According to [Wikipedia](https://en.m.wikipedia.org/wiki/Peano_axioms),

> The nine Peano axioms contain three types of statements. The first axiom asserts the existence of at least one member of the set of natural numbers. The next four are general statements about equality; in modern treatments these are often not taken as part of the Peano axioms, but rather as axioms of the "underlying logic".[6] The next three axioms are first-order statements about natural numbers expressing the fundamental properties of the successor operation. The ninth, final axiom is a second-order statement of the principle of mathematical induction over the natural numbers, which makes this formulation close to second-order arithmetic.

The first axiom I find intuitive: “there exists at least something”.

What are the four axioms regarding equality - the classic properties of reflexivity, transitivity, and symmetry? And the fourth?

How can these be seen as the “underlying logic”? I think my hope was the Peano axioms were fundamental, defined in terms of primitive notions. Now it seems they are axioms written in first order logic (or second order)?

What are the three fundamental properties of the successor operation?

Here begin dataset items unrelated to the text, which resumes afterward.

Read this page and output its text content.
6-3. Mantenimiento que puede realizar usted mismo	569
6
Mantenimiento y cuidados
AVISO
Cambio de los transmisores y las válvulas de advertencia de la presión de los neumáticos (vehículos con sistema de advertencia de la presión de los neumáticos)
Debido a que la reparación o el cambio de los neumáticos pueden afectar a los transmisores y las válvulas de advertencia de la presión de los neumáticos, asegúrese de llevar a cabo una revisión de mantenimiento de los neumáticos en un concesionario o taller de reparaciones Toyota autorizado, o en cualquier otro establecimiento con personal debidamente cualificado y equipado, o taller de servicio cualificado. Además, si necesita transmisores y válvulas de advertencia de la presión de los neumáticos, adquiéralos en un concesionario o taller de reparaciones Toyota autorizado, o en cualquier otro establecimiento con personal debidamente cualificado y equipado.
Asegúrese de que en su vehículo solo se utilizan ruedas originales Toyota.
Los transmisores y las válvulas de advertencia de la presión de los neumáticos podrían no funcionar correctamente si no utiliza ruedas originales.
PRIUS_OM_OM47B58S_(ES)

If the ninth axiom is “second-order”, does this mean, if a first order logic has variables restricted to some “domain” (a “domain of discourse”), that a second-order logic has variables whose values are themselves the first-order sentences?

(In which case, I believe the ninth axiom is the way of expressing the “infinitude” of natural numbers in a finite way. If we can assume the existence of any arbitrary “function” (since FOL assumes that), then the “successor function” is not any particular function; just a function, applied successively: f(x), f(f(x)), …). In order to express “do this forever”, we have to express perhaps a recursive rule? F(f(x) = f(f(x)) (where ‘f’ is now a *variable* - ie, these are variables that range over *functions*).


That said: a variant of these axioms, PA1, is considered a first order theory. Whereas the article says these axioms are close but not equal to second order arithmetic. So in what way are the natural numbers in between these two theories?